AllentownSchool District

Allentown School District to Launch Vaccines for Children Partnership with PA Department of Health

Allentown School District to Launch Vaccines for Children Partnership with PA Department of Health
Posted on 05/04/2022

ALLENTOWN, PA — The Allentown School District (ASD) is excited to announce a new partnership with the Pennsylvania Department of Health through the Vaccines for Children (VFC) program.

VFC is a federally funded program that provides free vaccines to children aged 0-18 who are underinsured or have no health insurance. Allentown will become only the second district in Pennsylvania to launch the program.

Achieving immunization compliance is a longstanding challenge within ASD. Each year, more than 1,000 students in the district are out of compliance with at least one required vaccination, putting them at risk for exclusion from school as outlined by state law. 

Through the VFC program, ASD will now have vaccine storage units at Allen High School, Dieruff High School and Central Elementary School. The district anticipates ordering its first shipment of vaccines for those health rooms before the end of the school year. It also plans to expand the initiative to South Mountain and Harrison Morton middle schools in the fall. 
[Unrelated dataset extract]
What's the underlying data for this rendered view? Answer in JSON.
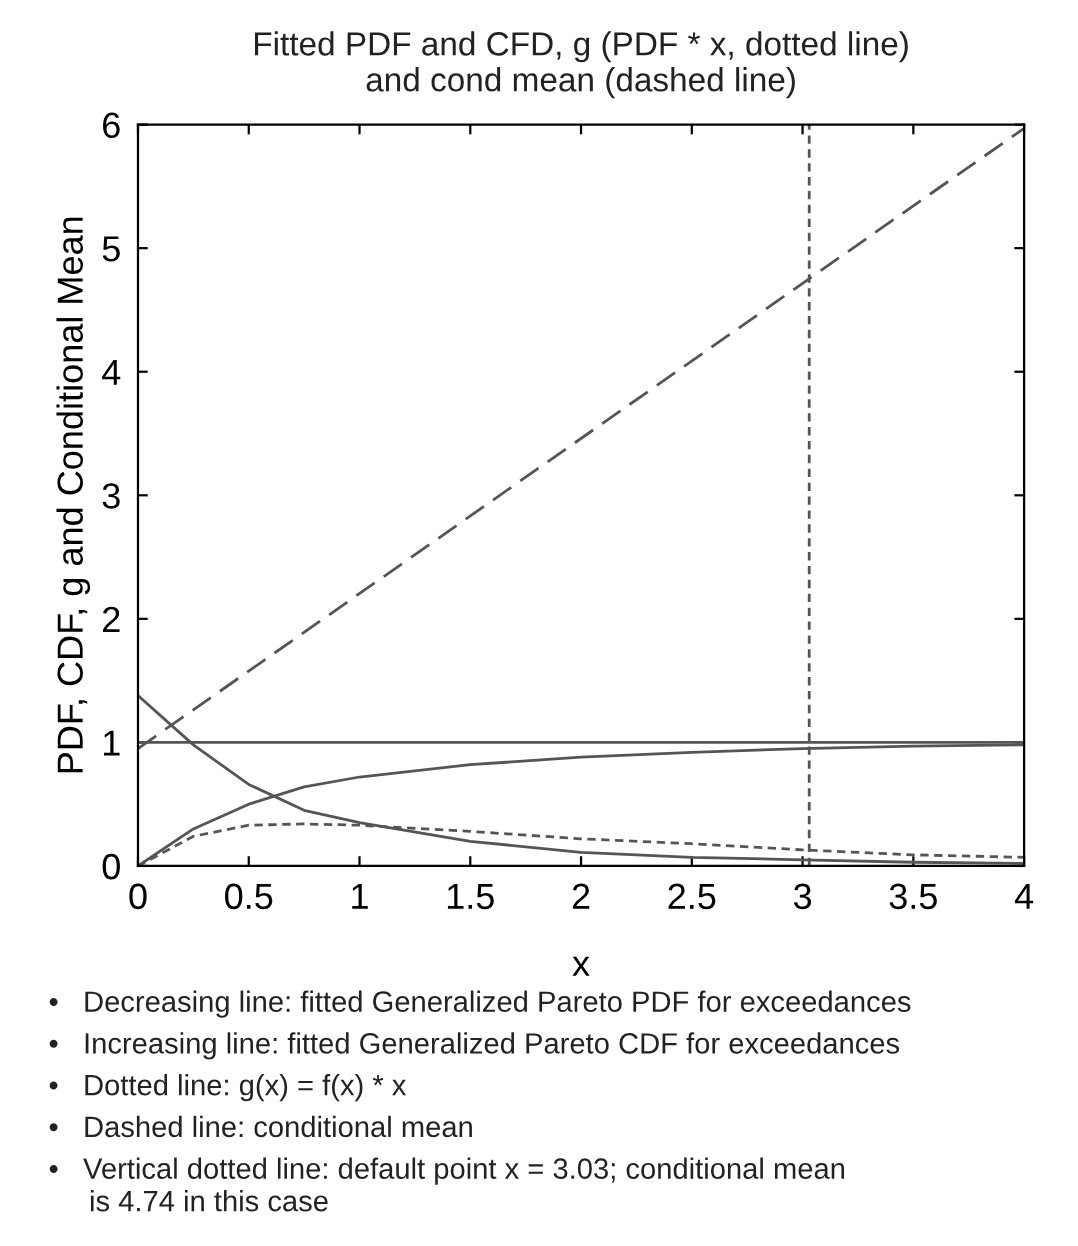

“We are pleased to offer routine vaccines that are required by the Commonwealth of Pennsylvania for attendance in school, along with other recommended vaccines,” said Dr. John Stanford, ASD Superintendent. “The Allentown School District and Student Services Department would like to thank the Allentown Health Bureau for their continued partnership, support and guidance in implementing this initiative through the PA Department of Health.”

The VFC program uses evidence-based best practices to reduce immunization disparities. The initiative recognizes the barriers faced by Allentown families to obtain immunizations and changes the current practice of ASD school nurses from referring students to outside providers to administering vaccinations in school health rooms. 

“We want our families to understand that if they do not comply with school-required vaccines may result in their student’s exclusion from school, said Crystal Perez, ASD’s Assistant Director of Health Services. “To protect student health, promote student academic success and preserve community relationships, we must ensure vaccine compliance to make sure our students don’t miss important in-person instructional time.”

Eligible families who have students in need of state-required immunizations have already received information on the VFC program. School nurses will provide families with a letter that explains the process, a consent form and vaccine information statements about shots that need to be administered. If a student attends school in another building, the district will arrange a time to bring the student to one of the sites, or a nurse will visit the student’s school with the needed vaccine.

The Commonwealth of Pennsylvania maintains that all students must be 100 percent compliant with all required vaccinations within five days of the start of a new school year. Exclusion from school may lead to decreased academic performance as students miss valuable classroom instruction time. It can also strain relationships between school staff and families. Additionally, routine immunizations protect children from a number of infectious diseases and have significantly reduced childhood mortality rates. 

ASD encourages families to take the important step in keeping children safe from disease by ensuring they are up to date with routine immunizations annually. Families with questions about their child's immunization records can contact their primary care provider or school nurse.